The result of this eternal pounding, which has been practised by the women for generations, is a coarse flour of millet, which is made into a flavourless kind of gruel called kouss-kouss.
Kouss-kouss is the basis of the nourishment of the black races.
Fatou evaded this traditional labour of the women of her race. Every evening she paid a visit to Coura n’diaye, the woman griot, the ancient poetess of King El Hadj.
In return for a small monthly payment Fatou had the right to sit among the little slaves of the old favourite around great calabashes, smoking with hot kouss-kouss, and to satisfy the appetite of her sixteen years.

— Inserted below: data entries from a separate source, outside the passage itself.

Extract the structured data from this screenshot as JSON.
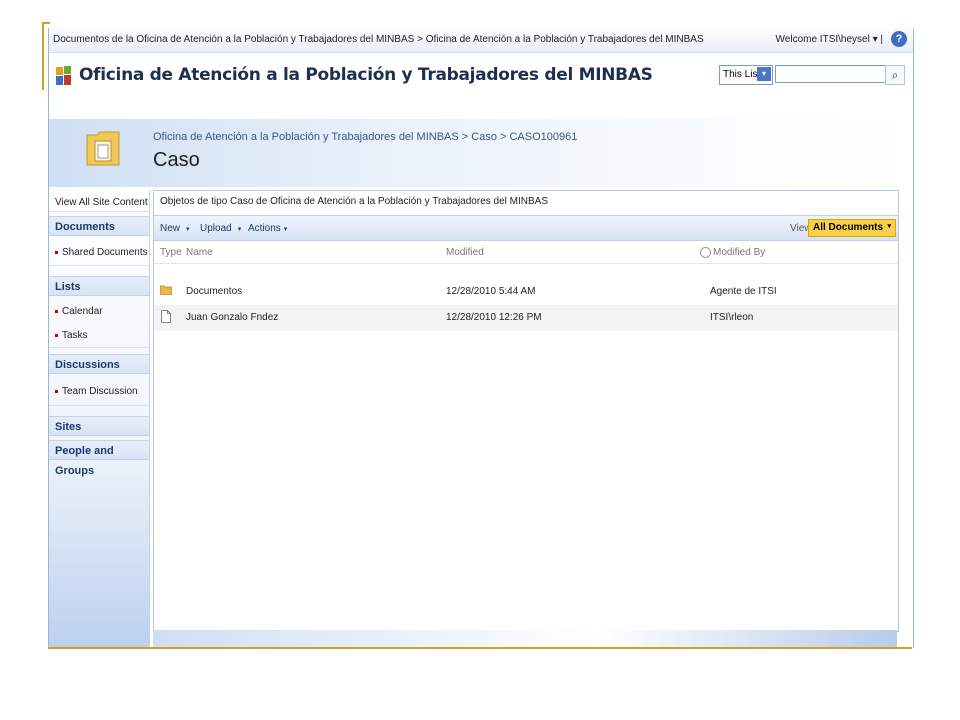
{
  "global_breadcrumb": "Documentos de la Oficina de Atención a la Población y Trabajadores del MINBAS > Oficina de Atención a la Población y Trabajadores del MINBAS",
  "welcome": "Welcome ITSI\\heysel ▾  |",
  "help": "?",
  "site_title": "Oficina de Atención a la Población y Trabajadores del MINBAS",
  "search": {
    "scope": "This List",
    "scope_arrow": "▾",
    "value": "",
    "button": "⌕"
  },
  "page": {
    "breadcrumb": "Oficina de Atención a la Población y Trabajadores del MINBAS > Caso > CASO100961",
    "title": "Caso"
  },
  "nav": {
    "view_all": "View All Site Content",
    "documents_head": "Documents",
    "documents_items": [
      "Shared Documents"
    ],
    "lists_head": "Lists",
    "lists_items": [
      "Calendar",
      "Tasks"
    ],
    "discussions_head": "Discussions",
    "discussions_items": [
      "Team Discussion"
    ],
    "sites_head": "Sites",
    "people_head": "People and Groups"
  },
  "list": {
    "description": "Objetos de tipo Caso de Oficina de Atención a la Población y Trabajadores del MINBAS",
    "toolbar": {
      "new": "New",
      "upload": "Upload",
      "actions": "Actions",
      "arrow": "▾"
    },
    "view_label": "View:",
    "view_value": "All Documents",
    "columns": {
      "type": "Type",
      "name": "Name",
      "modified": "Modified",
      "modified_by": "Modified By"
    },
    "rows": [
      {
        "type": "folder",
        "name": "Documentos",
        "modified": "12/28/2010 5:44 AM",
        "modified_by": "Agente de ITSI"
      },
      {
        "type": "document",
        "name": "Juan Gonzalo Fndez",
        "modified": "12/28/2010 12:26 PM",
        "modified_by": "ITSI\\rleon"
      }
    ]
  },
  "colors": {
    "accent_gold": "#c9a227",
    "nav_blue": "#1b3a6a",
    "view_highlight": "#f7d04a"
  }
}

From her raised position on her tara, where she lay upon fine mats of complicated design, the old cast-off favourite presided with imperturbable dignity.

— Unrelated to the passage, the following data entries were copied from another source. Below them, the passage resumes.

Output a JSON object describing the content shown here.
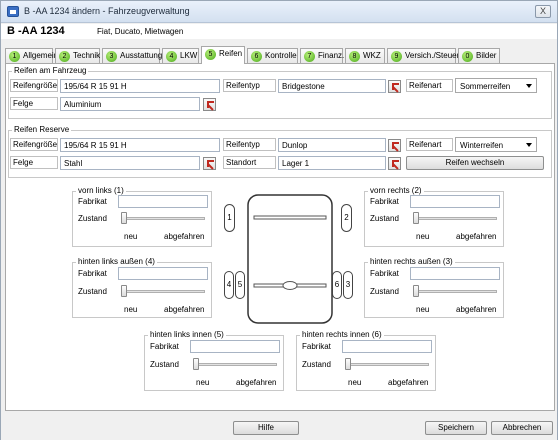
{
  "window": {
    "title": "B -AA 1234 ändern - Fahrzeugverwaltung",
    "close": "X"
  },
  "header": {
    "plate": "B -AA 1234",
    "description": "Fiat, Ducato, Mietwagen"
  },
  "tabs": [
    {
      "num": "1",
      "label": "Allgemein"
    },
    {
      "num": "2",
      "label": "Technik"
    },
    {
      "num": "3",
      "label": "Ausstattung"
    },
    {
      "num": "4",
      "label": "LKW"
    },
    {
      "num": "5",
      "label": "Reifen"
    },
    {
      "num": "6",
      "label": "Kontrolle"
    },
    {
      "num": "7",
      "label": "Finanz."
    },
    {
      "num": "8",
      "label": "WKZ"
    },
    {
      "num": "9",
      "label": "Versich./Steuer"
    },
    {
      "num": "0",
      "label": "Bilder"
    }
  ],
  "active_tab": "Reifen",
  "fahrzeug": {
    "group_title": "Reifen am Fahrzeug",
    "groesse_label": "Reifengröße",
    "groesse_value": "195/64 R 15 91 H",
    "typ_label": "Reifentyp",
    "typ_value": "Bridgestone",
    "art_label": "Reifenart",
    "art_value": "Sommerreifen",
    "felge_label": "Felge",
    "felge_value": "Aluminium"
  },
  "reserve": {
    "group_title": "Reifen Reserve",
    "groesse_label": "Reifengröße",
    "groesse_value": "195/64 R 15 91 H",
    "typ_label": "Reifentyp",
    "typ_value": "Dunlop",
    "art_label": "Reifenart",
    "art_value": "Winterreifen",
    "felge_label": "Felge",
    "felge_value": "Stahl",
    "standort_label": "Standort",
    "standort_value": "Lager 1",
    "wechseln_button": "Reifen wechseln"
  },
  "tire_common": {
    "fabrikat_label": "Fabrikat",
    "zustand_label": "Zustand",
    "neu": "neu",
    "abgefahren": "abgefahren"
  },
  "tires": {
    "vl": {
      "title": "vorn links (1)",
      "fabrikat": "",
      "zustand": 0
    },
    "vr": {
      "title": "vorn rechts (2)",
      "fabrikat": "",
      "zustand": 0
    },
    "hla": {
      "title": "hinten links außen (4)",
      "fabrikat": "",
      "zustand": 0
    },
    "hra": {
      "title": "hinten rechts außen (3)",
      "fabrikat": "",
      "zustand": 0
    },
    "hli": {
      "title": "hinten links innen (5)",
      "fabrikat": "",
      "zustand": 0
    },
    "hri": {
      "title": "hinten rechts innen (6)",
      "fabrikat": "",
      "zustand": 0
    }
  },
  "car_labels": {
    "t1": "1",
    "t2": "2",
    "t3": "3",
    "t4": "4",
    "t5": "5",
    "t6": "6"
  },
  "footer": {
    "help": "Hilfe",
    "save": "Speichern",
    "cancel": "Abbrechen"
  },
  "colors": {
    "tab_badge": "#4aaa1a",
    "pick_arrow": "#c0281e",
    "window_bg": "#f0f0f0"
  }
}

Yet these repasts were uproarious scenes well worth witnessing. These small, naked creatures crouched on the ground around huge calabashes, all dipping their fingers at the same time into the Spartan brew. There were cries, wry faces, grimaces, tricks that would have made an ouistiti jealous, untimely invasions of great horned sheep; cats stealthily stretching their paws out and then slily dipping them in the gruel; intruding yellow dogs pushing their pointed noses into the dish, and then bursts of laughter, incredibly comic, displaying magnificent white teeth set in gums as red as peonies.
Jean had always to be back in barracks at four o’clock, but by the time he returned to his lodging after retreat had been sounded, Fatou was always dressed again, and her hands were clean. Beneath her towering headdress, which resembled that of an idol, she had assumed once more a serious, almost melancholy, expression. She was no longer the same person.
It was dreary at eventide in this desolate quarter, in this isolated corner of the dead-alive town.
Jean would often remain leaning on his elbow at the big window of his bare, white room.
The sea breeze fluttered the scraps of priests’ parchments which Fatou had hung by long threads from the ceiling, as a protection to them during their sleep.